19日、フジテレビの報道番組に出演した時、菅氏は、東京だけ「Go To」から除外されたことを質問されると「都の財源があるのだから東京都でやればいい」と突き放した。どちらが正しいかはさておき、まさに国難という時期に、実に見苦しいせめぎ合いをしているのは間違いない。
自公で小池氏を推した都知事選。その直後からいがみ合い
ここで思い出してほしいことがある。7月5日に行われた東京都知事選だ。
この選挙では、再選を目指した小池氏が全体の6割近い得票率で、宇都宮健児氏、山本太郎氏らを蹴散らした。小池氏は表面上、どの政党からも支援を受けなかったが、実態は自民党、公明党の与党が支援して当選したことは誰もがみとめるところだ。自民党の二階俊博幹事長は昨年から小池氏の支援を公言してはばからなかったし、公明党は都議会でも小池氏と共同歩調をとってきている。
実際、選挙の2日後の7日、安倍晋三首相は、都知事選と、4つの選挙区で行われた都議補選で全勝したのを踏まえて「勝利は大きな励みとなる」と発言している。
都民の中には、自公両党に支援されていることを理由に、小池氏に1票を投じた人も少なからずいたはずだ。そういう人たちは、まさか選挙が終わったら数日で角を突き合わせるとは思わない。今起きている国対政府の不毛なバトルは都民に対する背信行為でもある。

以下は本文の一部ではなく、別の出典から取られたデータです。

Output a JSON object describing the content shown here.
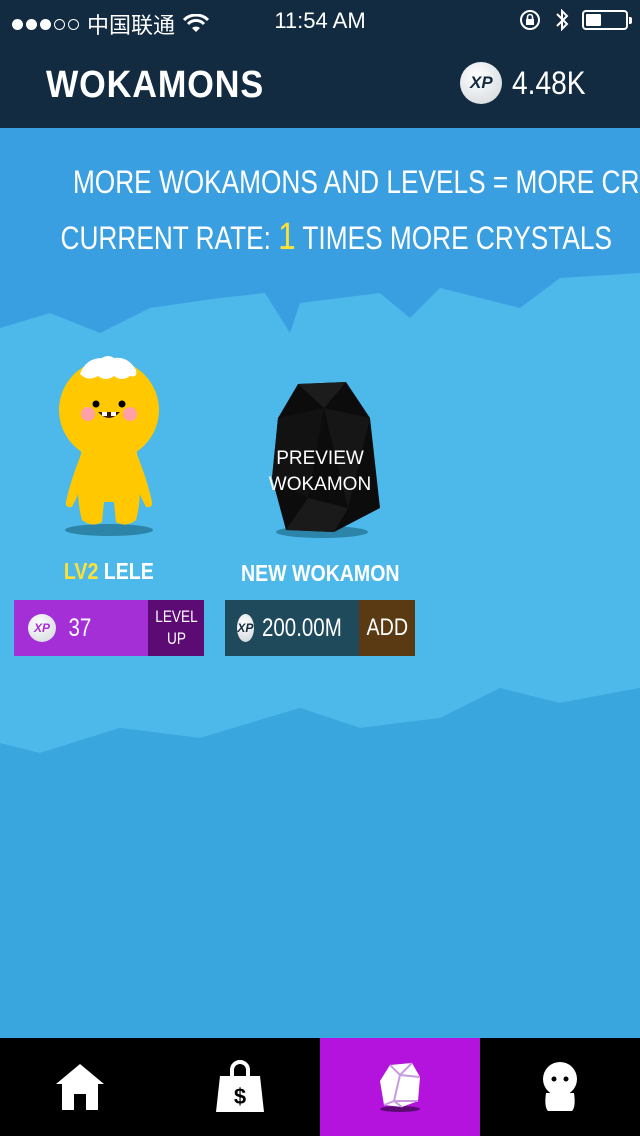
{
  "status_bar": {
    "carrier": "中国联通",
    "time": "11:54 AM"
  },
  "header": {
    "title": "WOKAMONS",
    "xp_coin_label": "XP",
    "xp_total": "4.48K"
  },
  "main": {
    "line1": "MORE WOKAMONS AND LEVELS = MORE CRYSTALS",
    "rate_prefix": "CURRENT RATE:",
    "rate_value": "1",
    "rate_suffix": "TIMES MORE CRYSTALS"
  },
  "cards": {
    "owned": {
      "level": "LV2",
      "name": "LELE",
      "xp_cost": "37",
      "button_line1": "LEVEL",
      "button_line2": "UP"
    },
    "new": {
      "name": "NEW WOKAMON",
      "preview_line1": "PREVIEW",
      "preview_line2": "WOKAMON",
      "xp_cost": "200.00M",
      "button": "ADD"
    }
  },
  "colors": {
    "header_bg": "#122b40",
    "sky": "#3aa0dc",
    "accent_purple": "#b313dc",
    "level_button_purple": "#a52fd6",
    "highlight_yellow": "#ffe135",
    "monster_yellow": "#ffc800"
  },
  "nav": [
    {
      "name": "home",
      "icon": "house-icon",
      "active": false
    },
    {
      "name": "shop",
      "icon": "shopping-bag-icon",
      "active": false
    },
    {
      "name": "wokamons",
      "icon": "crystal-icon",
      "active": true
    },
    {
      "name": "profile",
      "icon": "avatar-icon",
      "active": false
    }
  ]
}
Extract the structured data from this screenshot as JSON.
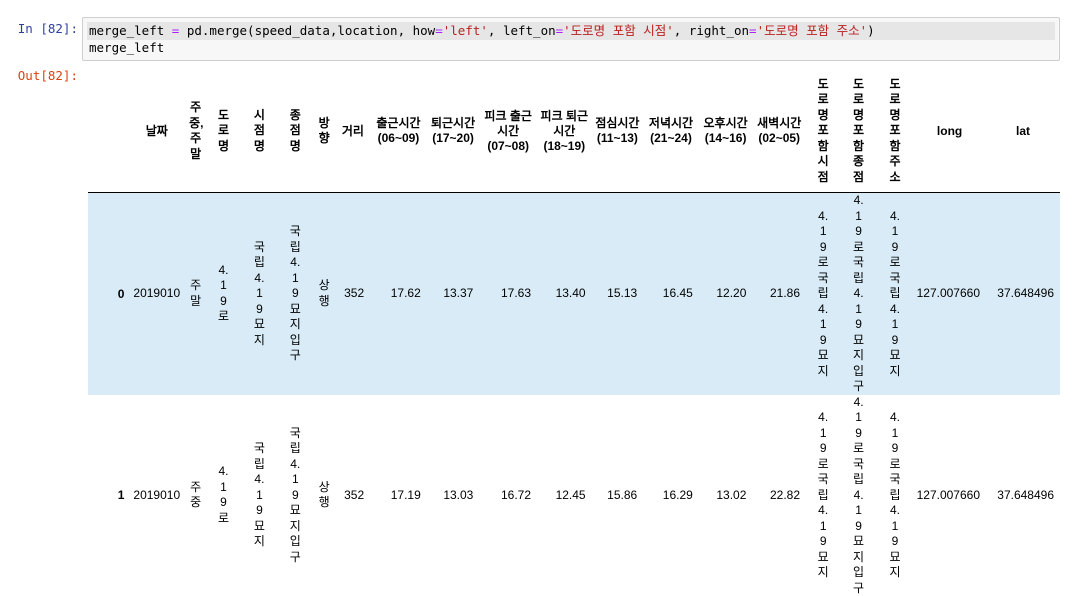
{
  "input_cell": {
    "prompt": "In [82]:",
    "code_line1": [
      {
        "t": "merge_left ",
        "c": "txt"
      },
      {
        "t": "=",
        "c": "op"
      },
      {
        "t": " pd.merge(speed_data,location, how",
        "c": "txt"
      },
      {
        "t": "=",
        "c": "op"
      },
      {
        "t": "'left'",
        "c": "str"
      },
      {
        "t": ", left_on",
        "c": "txt"
      },
      {
        "t": "=",
        "c": "op"
      },
      {
        "t": "'도로명 포함 시점'",
        "c": "str"
      },
      {
        "t": ", right_on",
        "c": "txt"
      },
      {
        "t": "=",
        "c": "op"
      },
      {
        "t": "'도로명 포함 주소'",
        "c": "str"
      },
      {
        "t": ")",
        "c": "txt"
      }
    ],
    "code_line2": "merge_left"
  },
  "output_cell": {
    "prompt": "Out[82]:"
  },
  "table": {
    "columns": [
      {
        "label": "날짜",
        "vertical": false
      },
      {
        "label": "주중,주말",
        "vertical": true
      },
      {
        "label": "도로명",
        "vertical": true
      },
      {
        "label": "시점명",
        "vertical": true
      },
      {
        "label": "종점명",
        "vertical": true
      },
      {
        "label": "방향",
        "vertical": true
      },
      {
        "label": "거리",
        "vertical": false
      },
      {
        "label": "출근시간 (06~09)",
        "vertical": false
      },
      {
        "label": "퇴근시간 (17~20)",
        "vertical": false
      },
      {
        "label": "피크 출근시간 (07~08)",
        "vertical": false
      },
      {
        "label": "피크 퇴근시간 (18~19)",
        "vertical": false
      },
      {
        "label": "점심시간 (11~13)",
        "vertical": false
      },
      {
        "label": "저녁시간 (21~24)",
        "vertical": false
      },
      {
        "label": "오후시간 (14~16)",
        "vertical": false
      },
      {
        "label": "새벽시간 (02~05)",
        "vertical": false
      },
      {
        "label": "도로명포함시점",
        "vertical": true
      },
      {
        "label": "도로명포함종점",
        "vertical": true
      },
      {
        "label": "도로명포함주소",
        "vertical": true
      },
      {
        "label": "long",
        "vertical": false
      },
      {
        "label": "lat",
        "vertical": false
      }
    ],
    "rows": [
      {
        "index": "0",
        "cells": [
          "2019010",
          "주말",
          "4.19로",
          "국립4.19묘지",
          "국립4.19묘지입구",
          "상행",
          "352",
          "17.62",
          "13.37",
          "17.63",
          "13.40",
          "15.13",
          "16.45",
          "12.20",
          "21.86",
          "4.19로국립4.19묘지",
          "4.19로국립4.19묘지입구",
          "4.19로국립4.19묘지",
          "127.007660",
          "37.648496"
        ]
      },
      {
        "index": "1",
        "cells": [
          "2019010",
          "주중",
          "4.19로",
          "국립4.19묘지",
          "국립4.19묘지입구",
          "상행",
          "352",
          "17.19",
          "13.03",
          "16.72",
          "12.45",
          "15.86",
          "16.29",
          "13.02",
          "22.82",
          "4.19로국립4.19묘지",
          "4.19로국립4.19묘지입구",
          "4.19로국립4.19묘지",
          "127.007660",
          "37.648496"
        ]
      }
    ]
  },
  "colors": {
    "in_prompt": "#303f9f",
    "out_prompt": "#d84315",
    "string_token": "#ba2121",
    "operator_token": "#aa22ff",
    "row_highlight": "#d8ebf6"
  }
}
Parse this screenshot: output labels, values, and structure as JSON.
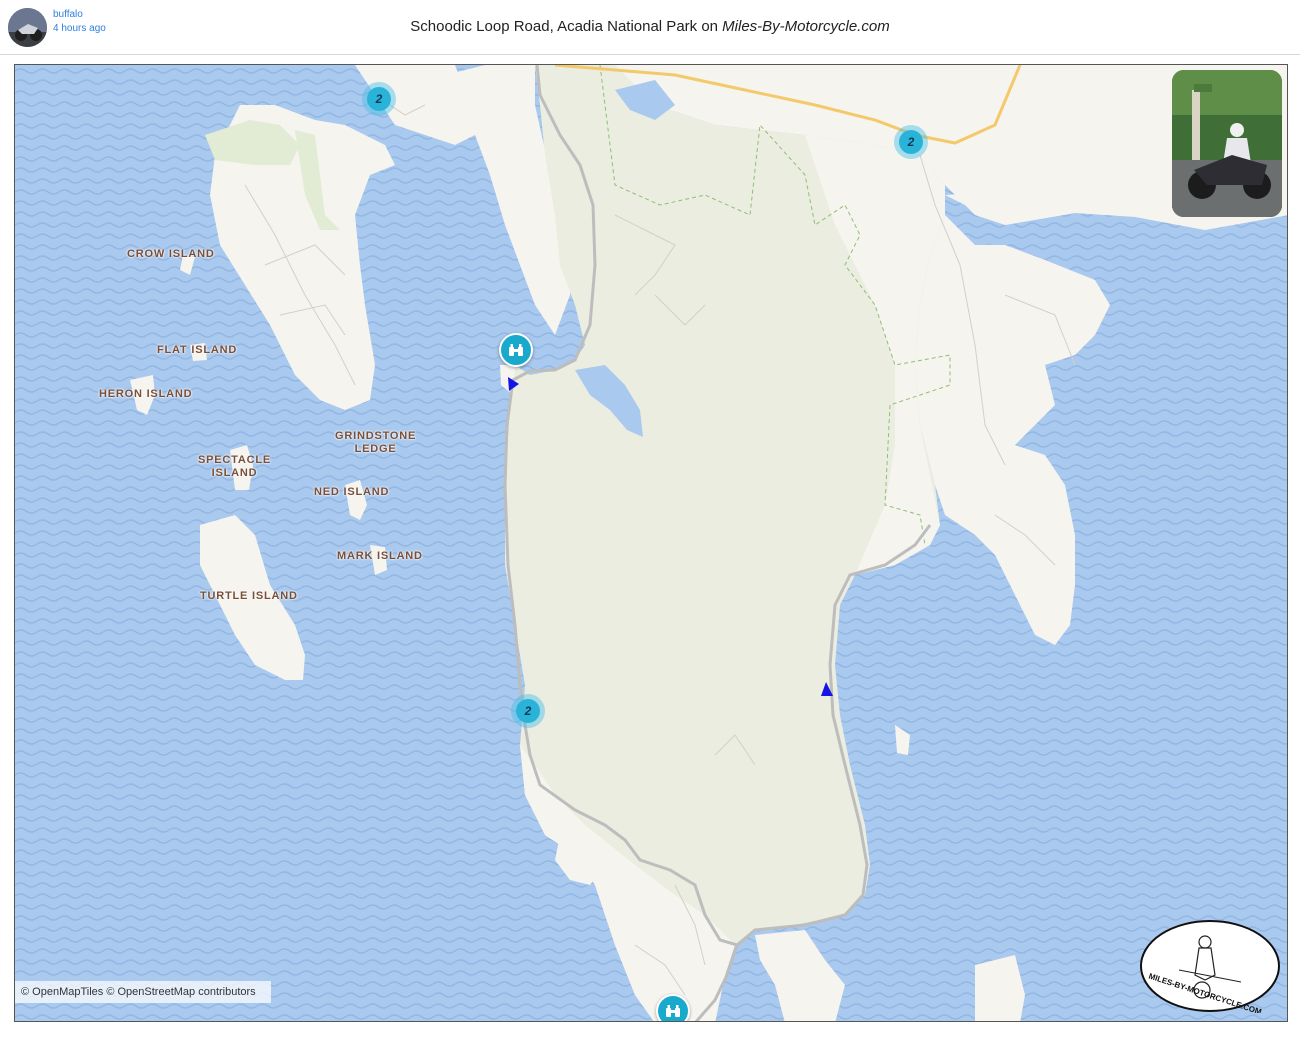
{
  "post": {
    "user": "buffalo",
    "time": "4 hours ago",
    "title_prefix": "Schoodic Loop Road, Acadia National Park on ",
    "title_site": "Miles-By-Motorcycle.com"
  },
  "map": {
    "labels": {
      "crow": "CROW ISLAND",
      "flat": "FLAT ISLAND",
      "heron": "HERON ISLAND",
      "grindstone_1": "GRINDSTONE",
      "grindstone_2": "LEDGE",
      "spectacle_1": "SPECTACLE",
      "spectacle_2": "ISLAND",
      "ned": "NED ISLAND",
      "mark": "MARK ISLAND",
      "turtle": "TURTLE ISLAND"
    },
    "clusters": [
      "2",
      "2",
      "2"
    ],
    "attribution": "© OpenMapTiles © OpenStreetMap contributors",
    "logo_text": "MILES-BY-MOTORCYCLE.COM",
    "colors": {
      "water": "#a9c9ee",
      "land": "#f6f4ee",
      "park": "#ebede0",
      "road": "#bdbdbd",
      "highway": "#f4c96b",
      "poi": "#19a9cc",
      "cluster": "#2ab3d9",
      "flag": "#1414e6"
    }
  }
}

都知事選の枠組みという意味では、公明党の小池氏の関係も微妙になっている。「Go To」トラベルの所管大臣である赤羽一嘉国土交通相は公明党所属。「今やる時か」「なぜ前倒しするのか」「制度があいまいだ」などの批判を一身に浴びた。政府側は、その赤羽氏に配慮する形で、全国一律での導入方針を土壇場で転換し、東京を除外した。その結果、小池氏と公明党の関係にも、すきま風が吹き始めているというのだ。
国民の生命に直結するコロナ対応に、政局を持ち込まないでほしい。これが国民の偽らざる心境だろう。